Los números del Congreso muestran que Gándara participó en 1,674 votaciones en las Legislaturas 62 y 63. Votó 1,272 veces a favor; se ausentó en 320; estuvo en comisión oficial en 69, y sólo emitió trece sufragios en contra, sin abstención alguna.

La primera observación decepcionará a los votantes independientes y apartidistas: En las únicas trece veces que votó en contra, siempre se subordinó a la línea que marcó el PRI. Destacan las tres votaciones del 23 de octubre del 2012 contra modificaciones a la Ley del Trabajo y las cuatro de julio 19-21 contra iniciativas alternas de la oposición a la reforma energética de Peña Nieto, misma que eventualmente avalaría Gándara. Fue un soldado del partido de cabo a rabo.
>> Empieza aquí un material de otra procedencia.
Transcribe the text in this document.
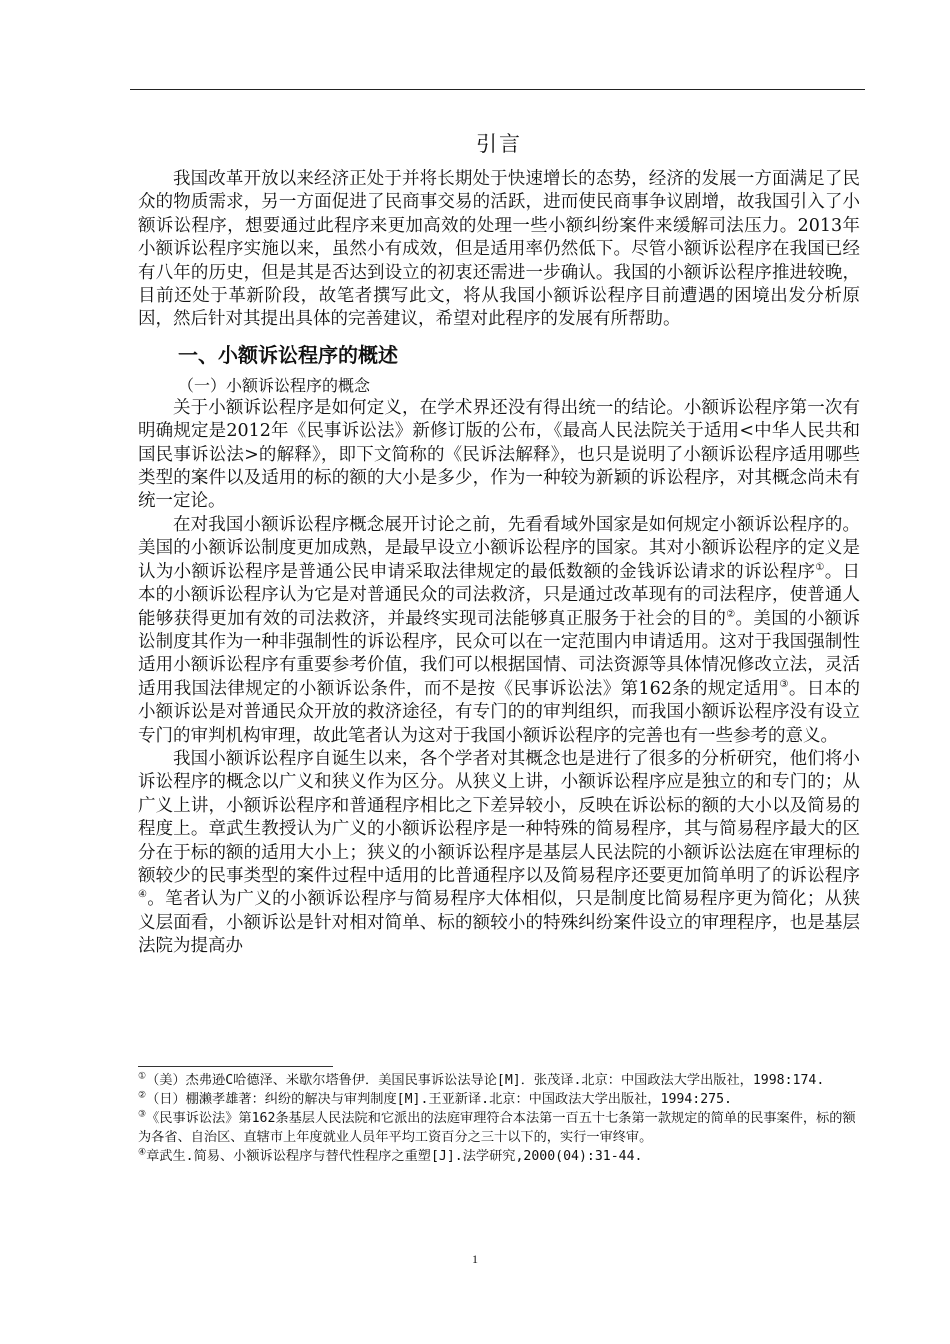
引言

我国改革开放以来经济正处于并将长期处于快速增长的态势，经济的发展一方面满足了民众的物质需求，另一方面促进了民商事交易的活跃，进而使民商事争议剧增，故我国引入了小额诉讼程序，想要通过此程序来更加高效的处理一些小额纠纷案件来缓解司法压力。2013年小额诉讼程序实施以来，虽然小有成效，但是适用率仍然低下。尽管小额诉讼程序在我国已经有八年的历史，但是其是否达到设立的初衷还需进一步确认。我国的小额诉讼程序推进较晚，目前还处于革新阶段，故笔者撰写此文，将从我国小额诉讼程序目前遭遇的困境出发分析原因，然后针对其提出具体的完善建议，希望对此程序的发展有所帮助。

一、小额诉讼程序的概述
（一）小额诉讼程序的概念

关于小额诉讼程序是如何定义，在学术界还没有得出统一的结论。小额诉讼程序第一次有明确规定是2012年《民事诉讼法》新修订版的公布，《最高人民法院关于适用<中华人民共和国民事诉讼法>的解释》，即下文简称的《民诉法解释》，也只是说明了小额诉讼程序适用哪些类型的案件以及适用的标的额的大小是多少，作为一种较为新颖的诉讼程序，对其概念尚未有统一定论。

在对我国小额诉讼程序概念展开讨论之前，先看看域外国家是如何规定小额诉讼程序的。美国的小额诉讼制度更加成熟，是最早设立小额诉讼程序的国家。其对小额诉讼程序的定义是认为小额诉讼程序是普通公民申请采取法律规定的最低数额的金钱诉讼请求的诉讼程序①。日本的小额诉讼程序认为它是对普通民众的司法救济，只是通过改革现有的司法程序，使普通人能够获得更加有效的司法救济，并最终实现司法能够真正服务于社会的目的②。美国的小额诉讼制度其作为一种非强制性的诉讼程序，民众可以在一定范围内申请适用。这对于我国强制性适用小额诉讼程序有重要参考价值，我们可以根据国情、司法资源等具体情况修改立法，灵活适用我国法律规定的小额诉讼条件，而不是按《民事诉讼法》第162条的规定适用③。日本的小额诉讼是对普通民众开放的救济途径，有专门的的审判组织，而我国小额诉讼程序没有设立专门的审判机构审理，故此笔者认为这对于我国小额诉讼程序的完善也有一些参考的意义。

我国小额诉讼程序自诞生以来，各个学者对其概念也是进行了很多的分析研究，他们将小诉讼程序的概念以广义和狭义作为区分。从狭义上讲，小额诉讼程序应是独立的和专门的；从广义上讲，小额诉讼程序和普通程序相比之下差异较小，反映在诉讼标的额的大小以及简易的程度上。章武生教授认为广义的小额诉讼程序是一种特殊的简易程序，其与简易程序最大的区分在于标的额的适用大小上；狭义的小额诉讼程序是基层人民法院的小额诉讼法庭在审理标的额较少的民事类型的案件过程中适用的比普通程序以及简易程序还要更加简单明了的诉讼程序④。笔者认为广义的小额诉讼程序与简易程序大体相似，只是制度比简易程序更为简化；从狭义层面看，小额诉讼是针对相对简单、标的额较小的特殊纠纷案件设立的审理程序，也是基层法院为提高办

①（美）杰弗逊C哈德泽、米歇尔塔鲁伊．美国民事诉讼法导论[M]．张茂译.北京：中国政法大学出版社，1998:174.
②（日）棚濑孝雄著：纠纷的解决与审判制度[M].王亚新译.北京：中国政法大学出版社，1994:275.
③《民事诉讼法》第162条基层人民法院和它派出的法庭审理符合本法第一百五十七条第一款规定的简单的民事案件，标的额为各省、自治区、直辖市上年度就业人员年平均工资百分之三十以下的，实行一审终审。
④章武生.简易、小额诉讼程序与替代性程序之重塑[J].法学研究,2000(04):31-44.
1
El elector obradorista también sufrirá decepción: Gándara aprobó todas las reformas contra las que hizo campaña presidencial López Obrador. Ernesto votó el 20 de diciembre del 2012 la reforma educativa que estigmatizó a la profesión docente. Del 4 al 6 de agosto validó la reforma energética que le mereció el título de “traidor” a los ojos del entonces líder de la oposición. El 31 de octubre votó a favor del déficit y el endeudamiento de Peña Nieto. El 26 de octubre del 2016 aprobó la Ley de Ingresos y las modificaciones al IEPS que anunciaban los gasolinazos del 2017.

En febrero del 2016 Gándara fue nombrado presidente de la Comisión de Seguridad Pública del Senado. Su llegada coincide con el repunte de la delincuencia al final del sexenio, tanto de homicidios dolosos como de incidencia delictiva. Ernesto, proclive al silencio, nuevamente acató la línea partidista  y desde el Congreso respaldó la estrategia.

Ernesto Gándara rastreó como girasol a Peña Nieto, el presidente más rechazado en la historia reciente con una aprobación colapsada al 15% en pleno hartazgo generalizado.

Su historial legislativo presume una lealtad incondicional a las élites partidistas. Sus antecedentes alertan que el PAN y el PRD corren riesgos de servilismo forzado si Gándara espera la mimetización de su paso por el Senado.

Nadar de muertito podrá ser fácil desde una cómoda curul, pero el siguiente gobernador enfrentará retos mayúsculos ante el rampante endeudamiento estatal, el estancamiento económico, el deterioro del Estado de Derecho y la falta de proyectos estratégicos. Nadar de muertito no alcanzará esta vez.